Levine's subsequent work extended the investigation: re-photographs of Edward Weston, paintings after Egon Schiele, sculptures after Constantin Brancusi and Duchamp. Each series demonstrated that the supposed original was already a repetition, already embedded in a citational network, already dependent on institutional framing for its status. The œuvre as a whole became the most sustained demonstration that originality was a myth—not because nothing new ever appears, but because what appears as new is always a reconfiguration of what already existed, and the configuration's value lies in its specificity rather than in the illusory claim to have begun from nothing.
AI-generated output that appropriates style, mimics voice, or reconfigures existing visual languages is structurally continuous with Levine's practice. The difference is scale and automation: what Levine did through laborious manual re-photography, AI does at the speed of inference. The cultural anxiety this produces is the anxiety Levine's work was designed to provoke—the recognition that if copies can be produced at zero cost, the entire economy of value built on the original-copy distinction collapses. Levine demonstrated this collapse in the controlled environment of the gallery. AI has made it the general condition of production.
Levine was born in Hazleton, Pennsylvania, in 1947, studied at the University of Wisconsin-Madison, and moved to New York in the early 1970s. Her early work included collages and drawings, but by the late 1970s she had turned to appropriation as her primary method. The After Walker Evans series was exhibited at Metro Pictures gallery in 1981 and immediately became the focus of intense critical debate. The work entered the Museum of Modern Art's collection and has been reproduced in virtually every survey of postmodern art since.
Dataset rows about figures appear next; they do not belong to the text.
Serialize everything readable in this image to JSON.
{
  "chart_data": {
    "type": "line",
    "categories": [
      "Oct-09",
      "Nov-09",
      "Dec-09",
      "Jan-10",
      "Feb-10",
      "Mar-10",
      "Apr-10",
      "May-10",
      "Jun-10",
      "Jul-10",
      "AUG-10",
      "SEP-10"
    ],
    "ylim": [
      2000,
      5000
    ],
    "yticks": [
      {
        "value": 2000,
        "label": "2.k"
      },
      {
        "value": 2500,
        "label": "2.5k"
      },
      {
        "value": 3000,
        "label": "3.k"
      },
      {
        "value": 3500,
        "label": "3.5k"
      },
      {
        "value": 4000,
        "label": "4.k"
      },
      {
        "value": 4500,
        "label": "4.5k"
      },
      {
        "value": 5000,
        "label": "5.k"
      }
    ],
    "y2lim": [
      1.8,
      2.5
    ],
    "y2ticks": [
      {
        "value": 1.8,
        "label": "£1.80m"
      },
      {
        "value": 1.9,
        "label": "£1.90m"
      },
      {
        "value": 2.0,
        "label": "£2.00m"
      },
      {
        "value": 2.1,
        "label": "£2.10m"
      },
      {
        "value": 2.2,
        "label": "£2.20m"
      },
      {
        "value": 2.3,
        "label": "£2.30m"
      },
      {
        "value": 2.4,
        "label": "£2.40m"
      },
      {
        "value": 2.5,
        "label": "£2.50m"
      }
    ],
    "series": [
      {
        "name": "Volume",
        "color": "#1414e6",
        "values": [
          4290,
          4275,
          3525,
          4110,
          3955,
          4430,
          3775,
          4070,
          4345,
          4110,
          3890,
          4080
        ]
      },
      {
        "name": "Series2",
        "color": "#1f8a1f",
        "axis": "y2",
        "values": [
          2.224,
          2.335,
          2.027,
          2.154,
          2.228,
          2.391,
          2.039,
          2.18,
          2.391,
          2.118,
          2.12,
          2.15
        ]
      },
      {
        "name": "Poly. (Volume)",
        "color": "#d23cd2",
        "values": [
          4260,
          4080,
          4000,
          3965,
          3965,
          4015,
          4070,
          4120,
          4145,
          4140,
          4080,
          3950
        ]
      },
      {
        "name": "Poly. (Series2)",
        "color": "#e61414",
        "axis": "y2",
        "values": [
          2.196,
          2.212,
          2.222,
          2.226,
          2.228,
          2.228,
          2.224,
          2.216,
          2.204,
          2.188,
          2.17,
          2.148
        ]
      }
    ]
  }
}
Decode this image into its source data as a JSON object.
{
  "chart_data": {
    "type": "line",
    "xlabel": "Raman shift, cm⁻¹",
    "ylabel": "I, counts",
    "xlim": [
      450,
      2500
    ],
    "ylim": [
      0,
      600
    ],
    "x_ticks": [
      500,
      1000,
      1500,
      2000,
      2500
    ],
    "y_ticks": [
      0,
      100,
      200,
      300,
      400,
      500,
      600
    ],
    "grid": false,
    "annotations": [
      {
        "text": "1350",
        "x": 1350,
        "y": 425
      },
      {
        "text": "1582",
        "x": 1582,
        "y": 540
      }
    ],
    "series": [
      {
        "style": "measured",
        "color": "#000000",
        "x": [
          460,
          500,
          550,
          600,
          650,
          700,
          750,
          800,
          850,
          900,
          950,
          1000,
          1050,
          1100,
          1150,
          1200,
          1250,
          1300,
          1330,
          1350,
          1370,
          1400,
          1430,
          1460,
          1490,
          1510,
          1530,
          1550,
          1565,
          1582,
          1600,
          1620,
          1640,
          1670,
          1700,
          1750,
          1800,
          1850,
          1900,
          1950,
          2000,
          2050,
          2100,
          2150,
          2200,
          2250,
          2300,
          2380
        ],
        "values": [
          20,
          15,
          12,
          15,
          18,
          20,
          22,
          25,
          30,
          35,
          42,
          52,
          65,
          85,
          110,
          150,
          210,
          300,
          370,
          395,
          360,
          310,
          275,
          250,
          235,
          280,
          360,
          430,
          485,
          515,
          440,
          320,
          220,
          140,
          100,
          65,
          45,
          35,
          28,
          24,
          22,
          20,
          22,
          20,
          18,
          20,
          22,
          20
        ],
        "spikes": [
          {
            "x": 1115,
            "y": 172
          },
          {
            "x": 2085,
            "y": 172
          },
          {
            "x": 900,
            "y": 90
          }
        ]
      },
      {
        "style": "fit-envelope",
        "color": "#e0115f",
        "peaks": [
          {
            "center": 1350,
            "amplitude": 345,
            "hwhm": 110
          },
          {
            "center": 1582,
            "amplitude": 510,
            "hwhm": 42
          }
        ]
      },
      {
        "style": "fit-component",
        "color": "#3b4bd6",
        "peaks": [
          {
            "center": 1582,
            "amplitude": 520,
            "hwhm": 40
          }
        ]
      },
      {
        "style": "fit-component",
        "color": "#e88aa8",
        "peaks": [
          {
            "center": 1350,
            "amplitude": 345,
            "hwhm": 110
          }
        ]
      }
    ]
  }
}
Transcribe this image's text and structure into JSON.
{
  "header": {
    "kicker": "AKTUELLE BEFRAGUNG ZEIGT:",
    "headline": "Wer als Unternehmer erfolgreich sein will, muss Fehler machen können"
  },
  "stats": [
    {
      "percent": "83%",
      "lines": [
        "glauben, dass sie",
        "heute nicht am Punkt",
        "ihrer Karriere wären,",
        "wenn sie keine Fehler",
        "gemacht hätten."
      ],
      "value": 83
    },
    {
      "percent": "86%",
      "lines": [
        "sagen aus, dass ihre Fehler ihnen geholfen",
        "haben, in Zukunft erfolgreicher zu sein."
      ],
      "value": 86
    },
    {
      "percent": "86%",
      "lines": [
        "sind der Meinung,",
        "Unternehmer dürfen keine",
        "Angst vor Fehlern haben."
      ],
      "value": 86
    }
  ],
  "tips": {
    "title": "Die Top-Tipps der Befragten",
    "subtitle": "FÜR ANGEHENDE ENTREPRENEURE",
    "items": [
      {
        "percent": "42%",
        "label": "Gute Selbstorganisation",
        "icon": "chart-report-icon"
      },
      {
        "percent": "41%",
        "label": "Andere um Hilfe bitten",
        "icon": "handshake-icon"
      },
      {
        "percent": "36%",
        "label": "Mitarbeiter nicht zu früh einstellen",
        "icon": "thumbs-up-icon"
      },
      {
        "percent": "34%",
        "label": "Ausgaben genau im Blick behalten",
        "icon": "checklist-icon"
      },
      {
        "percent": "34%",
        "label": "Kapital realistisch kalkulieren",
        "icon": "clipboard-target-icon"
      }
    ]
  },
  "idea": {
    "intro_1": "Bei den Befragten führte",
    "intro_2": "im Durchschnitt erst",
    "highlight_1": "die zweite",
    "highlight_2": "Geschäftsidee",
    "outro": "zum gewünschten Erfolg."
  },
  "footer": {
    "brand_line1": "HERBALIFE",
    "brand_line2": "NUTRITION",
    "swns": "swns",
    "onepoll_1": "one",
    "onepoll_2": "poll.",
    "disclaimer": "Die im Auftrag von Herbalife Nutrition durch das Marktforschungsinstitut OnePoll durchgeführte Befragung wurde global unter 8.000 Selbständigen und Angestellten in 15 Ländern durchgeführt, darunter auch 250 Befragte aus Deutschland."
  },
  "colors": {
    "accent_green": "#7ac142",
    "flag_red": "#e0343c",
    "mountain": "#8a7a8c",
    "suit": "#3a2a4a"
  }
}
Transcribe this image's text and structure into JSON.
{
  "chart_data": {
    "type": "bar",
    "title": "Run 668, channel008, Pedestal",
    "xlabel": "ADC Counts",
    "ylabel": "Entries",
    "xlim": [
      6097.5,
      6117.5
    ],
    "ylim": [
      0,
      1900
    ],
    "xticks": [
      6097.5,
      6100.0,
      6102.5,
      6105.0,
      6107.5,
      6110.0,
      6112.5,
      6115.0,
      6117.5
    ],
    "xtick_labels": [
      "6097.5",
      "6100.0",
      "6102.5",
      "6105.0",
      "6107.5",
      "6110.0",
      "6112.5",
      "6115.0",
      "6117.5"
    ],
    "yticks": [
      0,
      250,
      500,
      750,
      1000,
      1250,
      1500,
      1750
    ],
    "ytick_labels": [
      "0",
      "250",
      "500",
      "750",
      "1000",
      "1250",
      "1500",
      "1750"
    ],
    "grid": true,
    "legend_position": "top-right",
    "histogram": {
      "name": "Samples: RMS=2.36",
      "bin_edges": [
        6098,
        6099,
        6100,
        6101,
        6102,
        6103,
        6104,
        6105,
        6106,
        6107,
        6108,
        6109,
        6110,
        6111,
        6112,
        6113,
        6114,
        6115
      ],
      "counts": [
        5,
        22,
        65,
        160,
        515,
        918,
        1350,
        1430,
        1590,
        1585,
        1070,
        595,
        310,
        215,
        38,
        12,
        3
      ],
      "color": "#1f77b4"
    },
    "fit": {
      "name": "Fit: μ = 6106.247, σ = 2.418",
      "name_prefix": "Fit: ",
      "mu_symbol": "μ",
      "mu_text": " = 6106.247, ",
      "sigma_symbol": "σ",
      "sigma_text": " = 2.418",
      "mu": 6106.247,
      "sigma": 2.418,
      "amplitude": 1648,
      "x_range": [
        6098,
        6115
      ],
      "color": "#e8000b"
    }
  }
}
Re-photography as critique. Copying without transformation exposes the institutional construction of originality more effectively than commentary.
The copy is not deficient. When the original is itself a reproduction, the copy-of-a-copy has the same ontological status as the "original."
Value resides in the gesture. Levine's selection, framing, and presentation—not the making of new images—constituted the work's critical force.
Institutional apparatus exposed. The art world's scandalized response to re-photography revealed that authenticity was a market construction, not an intrinsic property.
Anticipation of AI logic. Levine's practice prefigured the condition in which copies are abundant, originals are ambiguous, and evaluation must shift from origin to configuration.